I walked into the room where I had left my toddler dressed in her Sunday Best a few minutes ago, only to find her stark naked again. All this just when we're running late! Putting things on and taking them off has become my daughter's absolute delight. ‘Me do it' seems to be her favourite phrase since the last couple of days. I realized that she is not doing this to test my patience. In fact, this new found love of dressing and undressing is a result of increasing finger and hand coordination.
The often underrated skill
Fine motor skills is an important concept that is often overlooked. It involves careful control of small muscles in the hand, feet, fingers and toes. Controlling muscles of the tongue and lips in order to speak or sing is also a fine motor skill. It is this skill that lays the foundation for a child to learn how to write, draw, sketch, paint, etc. Fine motor skill helps children have proper pencil grip and control.
Gross motor skills equip children to perform important daily tasks; such as running, jumping, negotiating a flight of stairs, etc. Fine motor skills increases independence in smaller but equally significant activities such as: picking objects, opening doors, zipping zippers, brushing teeth and so on.

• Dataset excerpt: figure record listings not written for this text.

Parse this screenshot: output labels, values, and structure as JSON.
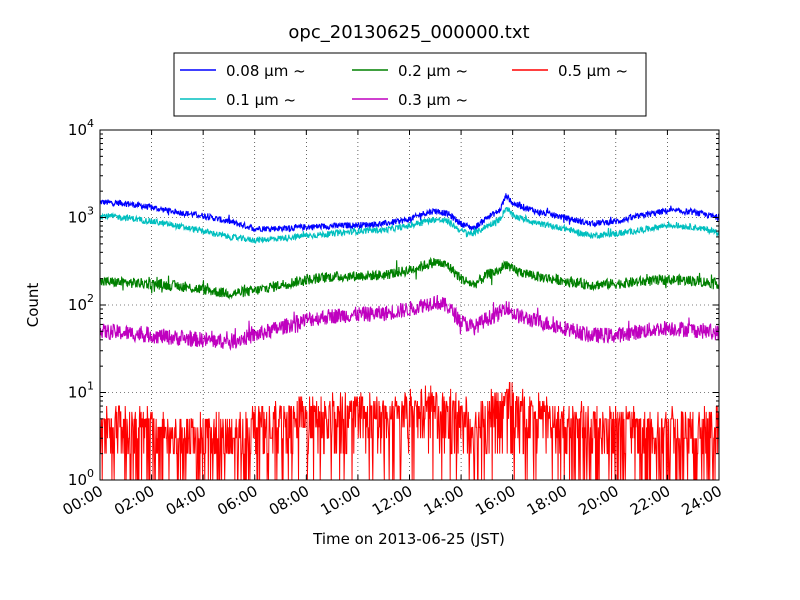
{
  "chart_data": {
    "type": "line",
    "title": "opc_20130625_000000.txt",
    "xlabel": "Time on 2013-06-25 (JST)",
    "ylabel": "Count",
    "x_range": [
      "00:00",
      "24:00"
    ],
    "x_ticks": [
      "00:00",
      "02:00",
      "04:00",
      "06:00",
      "08:00",
      "10:00",
      "12:00",
      "14:00",
      "16:00",
      "18:00",
      "20:00",
      "22:00",
      "24:00"
    ],
    "y_scale": "log",
    "ylim": [
      1,
      10000
    ],
    "y_ticks": [
      {
        "base": "10",
        "exp": "0"
      },
      {
        "base": "10",
        "exp": "1"
      },
      {
        "base": "10",
        "exp": "2"
      },
      {
        "base": "10",
        "exp": "3"
      },
      {
        "base": "10",
        "exp": "4"
      }
    ],
    "grid": true,
    "legend_placement": "top-center (above plot)",
    "series": [
      {
        "name": "0.08 μm ~",
        "color": "#0000ff",
        "x": [
          "00:00",
          "01:00",
          "02:00",
          "03:00",
          "04:00",
          "05:00",
          "06:00",
          "07:00",
          "08:00",
          "09:00",
          "10:00",
          "11:00",
          "12:00",
          "12:30",
          "13:00",
          "13:30",
          "14:00",
          "14:30",
          "15:00",
          "15:30",
          "15:45",
          "16:00",
          "16:30",
          "17:00",
          "18:00",
          "19:00",
          "20:00",
          "21:00",
          "22:00",
          "23:00",
          "24:00"
        ],
        "values": [
          1500,
          1450,
          1300,
          1150,
          1050,
          900,
          750,
          750,
          780,
          800,
          820,
          850,
          950,
          1100,
          1200,
          1100,
          850,
          750,
          1000,
          1200,
          1800,
          1450,
          1300,
          1150,
          1000,
          850,
          900,
          1050,
          1200,
          1150,
          1000
        ]
      },
      {
        "name": "0.1 μm ~",
        "color": "#00bfbf",
        "x": [
          "00:00",
          "01:00",
          "02:00",
          "03:00",
          "04:00",
          "05:00",
          "06:00",
          "07:00",
          "08:00",
          "09:00",
          "10:00",
          "11:00",
          "12:00",
          "12:30",
          "13:00",
          "13:30",
          "14:00",
          "14:30",
          "15:00",
          "15:30",
          "15:45",
          "16:00",
          "16:30",
          "17:00",
          "18:00",
          "19:00",
          "20:00",
          "21:00",
          "22:00",
          "23:00",
          "24:00"
        ],
        "values": [
          1050,
          1000,
          900,
          800,
          700,
          600,
          550,
          580,
          620,
          650,
          700,
          720,
          800,
          900,
          950,
          900,
          700,
          650,
          800,
          950,
          1300,
          1050,
          950,
          850,
          750,
          620,
          650,
          720,
          820,
          780,
          680
        ]
      },
      {
        "name": "0.2 μm ~",
        "color": "#008000",
        "x": [
          "00:00",
          "01:00",
          "02:00",
          "03:00",
          "04:00",
          "05:00",
          "06:00",
          "07:00",
          "08:00",
          "09:00",
          "10:00",
          "11:00",
          "12:00",
          "12:30",
          "13:00",
          "13:30",
          "14:00",
          "14:30",
          "15:00",
          "15:30",
          "15:45",
          "16:00",
          "16:30",
          "17:00",
          "18:00",
          "19:00",
          "20:00",
          "21:00",
          "22:00",
          "23:00",
          "24:00"
        ],
        "values": [
          185,
          180,
          175,
          165,
          150,
          135,
          145,
          170,
          195,
          210,
          215,
          220,
          250,
          280,
          310,
          280,
          200,
          170,
          220,
          250,
          300,
          250,
          230,
          210,
          190,
          170,
          175,
          185,
          195,
          190,
          175
        ]
      },
      {
        "name": "0.3 μm ~",
        "color": "#bf00bf",
        "x": [
          "00:00",
          "01:00",
          "02:00",
          "03:00",
          "04:00",
          "05:00",
          "06:00",
          "07:00",
          "08:00",
          "09:00",
          "10:00",
          "11:00",
          "12:00",
          "12:30",
          "13:00",
          "13:30",
          "14:00",
          "14:30",
          "15:00",
          "15:30",
          "15:45",
          "16:00",
          "16:30",
          "17:00",
          "18:00",
          "19:00",
          "20:00",
          "21:00",
          "22:00",
          "23:00",
          "24:00"
        ],
        "values": [
          50,
          48,
          45,
          42,
          40,
          38,
          45,
          55,
          68,
          75,
          78,
          80,
          90,
          100,
          110,
          95,
          65,
          55,
          70,
          80,
          100,
          80,
          70,
          65,
          55,
          45,
          45,
          50,
          55,
          52,
          48
        ]
      },
      {
        "name": "0.5 μm ~",
        "color": "#ff0000",
        "x": [
          "00:00",
          "01:00",
          "02:00",
          "03:00",
          "04:00",
          "05:00",
          "06:00",
          "07:00",
          "08:00",
          "09:00",
          "10:00",
          "11:00",
          "12:00",
          "12:30",
          "13:00",
          "13:30",
          "14:00",
          "14:30",
          "15:00",
          "15:30",
          "15:45",
          "16:00",
          "16:30",
          "17:00",
          "18:00",
          "19:00",
          "20:00",
          "21:00",
          "22:00",
          "23:00",
          "24:00"
        ],
        "values": [
          3,
          3,
          3,
          2.5,
          2.5,
          2.5,
          3,
          3.5,
          4,
          4,
          4,
          4,
          4.5,
          5,
          5,
          5,
          4,
          3.5,
          4.5,
          5,
          6,
          5,
          4.5,
          4,
          3.5,
          3,
          3,
          3,
          3,
          3,
          3
        ]
      }
    ]
  }
}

How does this skill support development?
When combined with increasing hand-eye coordination, fine motor skills open new doors to discovery, learning, and creative expression. A recent conversation with a kindergarten teacher helped me understand that emphasis on purely intellectual activities like memorization is far less useful at this stage, than pursuits that encourage fine motor abilities. She explained that it is these skills, rather than counting or reciting that lay the foundation for academic learning in later years. In order to learn to write or draw, a child's hand must be strong and coordinated enough to hold a pencil steady for a long period of time. Additionally, in order to participate in school sports, games, and projects; dexterity and coordination must be up to par.
My role as a parent
Children love new activities, which makes it easier for us to provide opportunities to help enhance their fine motor skills. A simple activity like taking your child for a walk can help them get more active and boost their fine motor skills. While taking a walk you can ask your child to collect sticks and pebbles. Throwing pebbles into a pond will challenge their coordination and at the same time utilize different muscles in their bodies.
Shared reading is also a great way to encourage fine motor skills. Encourage your child to turn the pages of a book. Remember that board books are best for very young children because the pages are sturdier and easier to manoeuvre.
There are many things you could make them do such as transferring marbles between bowls, putting coins in a piggy bank, peeling an orange that they snack on, sorting refrigerator alphabet magnets by colour or size, finger-painting and much more.
Play-Dough can also be used for fun exercises. Try squashing, rolling, pounding and moulding with hands without using any cutters.
Show Videos of Playdough http://bit.ly/appystore_playdough to your toddler and let them create their own model but strictly under your supervision.
Of course, your child will not be able to do everything right away. But with encouragement, support, and lots of time to learn, they might surprise you. So back off and let them try their hand at these simple tasks, and develop their fine motor skills.